Charles Bukowski | Pulp (1994)

À peine m'étais-je réveillé que je hissai le drapeau noir de la mélancolie. Au-dessus de moi, il y avait un plafond, et au plafond, il y avait des fentes. De l'une d'entre elles, surgit un bison. Était-ce moi, déjà réincarné ? Lui succéda un serpent avec un lapereau entre ses crocs. S'insinuant à travers les déchirures du store, le soleil se plut à dessiner sur mon ventre une croix gammée. Mon trou de balle se mit à me démanger, comme si les hémorroïdes annonçaient leur retour. Ajoutez à cela que mes cervicales me faisaient un mal de chien et que de ma bouche s'échappaient des relents de lait caillé.

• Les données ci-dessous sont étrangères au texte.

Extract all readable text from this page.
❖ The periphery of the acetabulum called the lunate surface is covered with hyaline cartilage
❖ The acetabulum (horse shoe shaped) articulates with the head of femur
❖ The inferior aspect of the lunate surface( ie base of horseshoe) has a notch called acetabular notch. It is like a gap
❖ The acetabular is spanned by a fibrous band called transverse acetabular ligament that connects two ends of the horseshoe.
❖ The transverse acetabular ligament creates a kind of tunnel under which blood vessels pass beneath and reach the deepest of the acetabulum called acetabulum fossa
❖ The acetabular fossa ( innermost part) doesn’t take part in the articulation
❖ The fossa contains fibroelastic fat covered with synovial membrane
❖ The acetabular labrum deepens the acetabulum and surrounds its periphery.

Je me traînai jusqu'à la salle de bains. Il n'y a rien que je déteste plus que de croiser mon reflet dans un miroir, et pourtant je m'y résolus. L'image même d'un homme défait et vaincu. D'énormes valises noires autour d'yeux minuscules et craintifs. Tout à fait l'air d'un rat pris au piège par un chat impitoyable. Ma peau se débandait de toutes parts, comme si elle avait haï le corps qu'elle enveloppait. Mais le pire, c'étaient mes sourcils, pareils à des rideaux en bout de course et qui ne laissaient filtrer que le regard d'un dément. Horrible. À gerber. Et de plus, j'avais les intestins bloqués. Incapable d'en mouler un. Je me rendis quand même dans les toilettes pour pisser. Je m'appliquai à viser le centre de la cuvette mais, sans que je comprenne pourquoi, j'inondai le carrelage. Me ressaisissant, je revisai le trou, et, cette fois, je baptisai le siège que j'avais oublié de relever. Pour éponger, un rouleau de papier cul y passa quasiment. Mais c'était nickel ! Il ne me resta plus qu'à tirer la chasse. Ensuite, je me mis à la fenêtre. Sur le toit d'en face, un chat lâcha tranquillement sa crotte. Parfait. Je retournai dans la salle de bain pour me laver les dents. Mais parce que je pressai trop fort le tube de dentifrice, le lavabo fut éclaboussé. C'est une dentifrice vert. Qui ressemblait à un ténia engraissé à la chlorophylle. Avec un doigt, j'en récupérai un peu que j'appliquai sur ma brosse. Puis, j'ouvris la bouche, et mes dents apparurent. Quelle invention diabolique que les dents ! On s'en sert pour manger. Manger et remanger. Nous sommes vraiment des êtres répugnants, programmés pour nous épuiser, notre vie durant, à accomplir de sordides petites tâches. Se remplir le ventre et lâcher des pets, nous gratter l'échine et nous souhaiter de joyeuses fêtes avec le sourire de circonstance.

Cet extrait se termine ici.